FPL Releases Fast 1.1; Opra is Early Adopter

From A-Team Group’s Market Data Insight, January 2007: FIX Protocol Ltd (FPL) has released version 1.1 of its FIX Adapted for Streaming (Fast) Protocol data compaction methodology.

FPL calls the release of version 1.1 “yet another significant milestone” in the development Fast. According to Kevin Houstoun, consultant to HSBC, co-chair of the FPL Global Technical Committee, the new version upgrades in two main ways from version 1.0.

First, it provides includes an explicit template definition specification, where previously counterparties were left to their own devices to choose between templates for certain data fields. This, Houston says, raises the level of standardization in the protocol.

Second, it introduces a broad range of functionality that rounds out the specification, again raising the level of standardization.

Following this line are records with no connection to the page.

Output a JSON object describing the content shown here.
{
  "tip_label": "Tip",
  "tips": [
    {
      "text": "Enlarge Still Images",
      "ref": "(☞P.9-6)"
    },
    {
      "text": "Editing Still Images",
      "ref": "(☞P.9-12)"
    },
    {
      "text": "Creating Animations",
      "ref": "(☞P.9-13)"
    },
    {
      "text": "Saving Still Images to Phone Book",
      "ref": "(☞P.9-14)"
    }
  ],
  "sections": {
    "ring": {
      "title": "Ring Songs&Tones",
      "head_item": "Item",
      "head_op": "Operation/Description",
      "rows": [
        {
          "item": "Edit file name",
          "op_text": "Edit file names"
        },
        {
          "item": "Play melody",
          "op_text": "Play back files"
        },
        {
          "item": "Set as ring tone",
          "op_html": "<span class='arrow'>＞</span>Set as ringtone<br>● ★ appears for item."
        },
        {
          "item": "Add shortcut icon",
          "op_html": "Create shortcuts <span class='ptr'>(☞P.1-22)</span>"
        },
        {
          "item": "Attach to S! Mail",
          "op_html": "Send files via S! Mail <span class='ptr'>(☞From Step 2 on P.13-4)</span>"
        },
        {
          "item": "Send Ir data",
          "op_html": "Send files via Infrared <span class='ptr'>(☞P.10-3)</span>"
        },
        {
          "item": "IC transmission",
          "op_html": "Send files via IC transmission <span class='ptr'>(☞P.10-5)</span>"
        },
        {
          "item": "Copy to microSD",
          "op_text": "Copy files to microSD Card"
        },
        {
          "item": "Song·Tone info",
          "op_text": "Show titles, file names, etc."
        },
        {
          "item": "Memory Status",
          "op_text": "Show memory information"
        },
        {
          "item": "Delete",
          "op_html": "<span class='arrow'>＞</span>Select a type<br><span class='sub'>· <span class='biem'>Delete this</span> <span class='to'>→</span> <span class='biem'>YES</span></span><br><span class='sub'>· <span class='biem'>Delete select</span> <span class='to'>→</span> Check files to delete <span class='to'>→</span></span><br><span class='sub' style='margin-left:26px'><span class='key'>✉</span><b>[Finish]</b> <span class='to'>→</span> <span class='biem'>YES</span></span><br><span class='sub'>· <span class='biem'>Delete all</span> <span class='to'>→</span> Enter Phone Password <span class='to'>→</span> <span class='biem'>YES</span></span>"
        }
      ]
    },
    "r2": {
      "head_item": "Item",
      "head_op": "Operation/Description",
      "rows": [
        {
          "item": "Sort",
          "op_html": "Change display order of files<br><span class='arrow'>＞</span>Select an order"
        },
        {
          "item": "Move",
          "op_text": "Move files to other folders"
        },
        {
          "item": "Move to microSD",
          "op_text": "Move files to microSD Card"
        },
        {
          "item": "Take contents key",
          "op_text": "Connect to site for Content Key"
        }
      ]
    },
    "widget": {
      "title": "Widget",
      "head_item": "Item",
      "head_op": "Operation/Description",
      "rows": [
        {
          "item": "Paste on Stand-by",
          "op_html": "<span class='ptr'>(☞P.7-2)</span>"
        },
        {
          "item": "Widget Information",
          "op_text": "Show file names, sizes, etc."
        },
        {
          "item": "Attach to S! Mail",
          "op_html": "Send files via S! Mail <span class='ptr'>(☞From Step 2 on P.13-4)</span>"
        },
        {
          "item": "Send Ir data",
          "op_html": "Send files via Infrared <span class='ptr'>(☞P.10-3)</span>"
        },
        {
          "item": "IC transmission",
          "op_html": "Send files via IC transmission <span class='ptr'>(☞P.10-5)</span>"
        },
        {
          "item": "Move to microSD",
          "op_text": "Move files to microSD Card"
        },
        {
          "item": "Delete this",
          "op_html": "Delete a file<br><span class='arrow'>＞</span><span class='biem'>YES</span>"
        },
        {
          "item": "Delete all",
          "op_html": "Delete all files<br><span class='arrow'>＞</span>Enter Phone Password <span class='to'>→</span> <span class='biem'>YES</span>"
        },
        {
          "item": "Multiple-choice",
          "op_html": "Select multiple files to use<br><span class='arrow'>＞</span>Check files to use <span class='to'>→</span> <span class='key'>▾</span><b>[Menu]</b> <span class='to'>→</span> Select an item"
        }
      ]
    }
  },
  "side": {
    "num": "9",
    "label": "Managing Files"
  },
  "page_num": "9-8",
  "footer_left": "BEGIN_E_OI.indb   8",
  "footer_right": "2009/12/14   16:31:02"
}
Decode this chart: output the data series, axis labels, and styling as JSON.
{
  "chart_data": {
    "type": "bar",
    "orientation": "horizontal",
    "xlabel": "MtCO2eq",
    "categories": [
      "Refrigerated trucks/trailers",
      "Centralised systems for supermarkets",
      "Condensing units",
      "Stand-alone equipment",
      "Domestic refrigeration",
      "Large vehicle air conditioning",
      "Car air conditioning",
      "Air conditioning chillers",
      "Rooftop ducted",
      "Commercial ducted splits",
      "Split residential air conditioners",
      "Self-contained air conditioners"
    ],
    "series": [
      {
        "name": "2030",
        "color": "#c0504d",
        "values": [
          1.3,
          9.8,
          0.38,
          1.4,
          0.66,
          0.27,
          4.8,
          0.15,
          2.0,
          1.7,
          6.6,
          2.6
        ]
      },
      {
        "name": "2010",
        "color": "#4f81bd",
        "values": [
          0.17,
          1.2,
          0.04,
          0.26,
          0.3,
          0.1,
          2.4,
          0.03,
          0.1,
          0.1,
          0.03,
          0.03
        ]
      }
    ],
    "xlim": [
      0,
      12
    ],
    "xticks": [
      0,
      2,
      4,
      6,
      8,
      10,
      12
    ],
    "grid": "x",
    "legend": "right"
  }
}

These elements of functionality have been identified by almost a year of deployment in the field, where users have requested adjustments and additional capabilities in order to get full use from the protocol in building market data applications.

The adoption by Opra of the new spec is perhaps a greater milestone than the release of version 1.1. Houston says getting Opra on board represents a significant endorsement. “It takes global adoption of the Fast protocol one step closer to being a fait accompli,” he says. For its part, Opra plans to use Fast to replace its existing AutoLink system. The organization reckons it will take around six months to deploy and test the new Fast-based platform.

The Fast protocol leverages implicit tagging, field encoding and binary representation of data, thereby optimizing communication in the electronic exchange of financial data. Fast has been designed to process large quantities of data that share similarities in content and structure.

The Fast protocol’s ongoing development has been helped along by extensive testing supported by the protocol’s sponsors, which include Archipelago (now part of the New York Stock Exchange), the Chicago Mercantile Exchange, the International Securities Exchange, the London Stock Exchange, the Singapore Stock Exchange and Microsoft.

These proof-of-concept tests, FPL says, demonstrated that the Fast Protocol is capable of radically reducing message size and bandwidth utilization by compressing FIX data feeds by up to 90% without negatively impacting latency. This, FPL says, makes it applicable in many instances within the market data area, as well as in other areas “demanding high compression and low latency communication such as high frequency trading, direct market access and exchange interfaces.”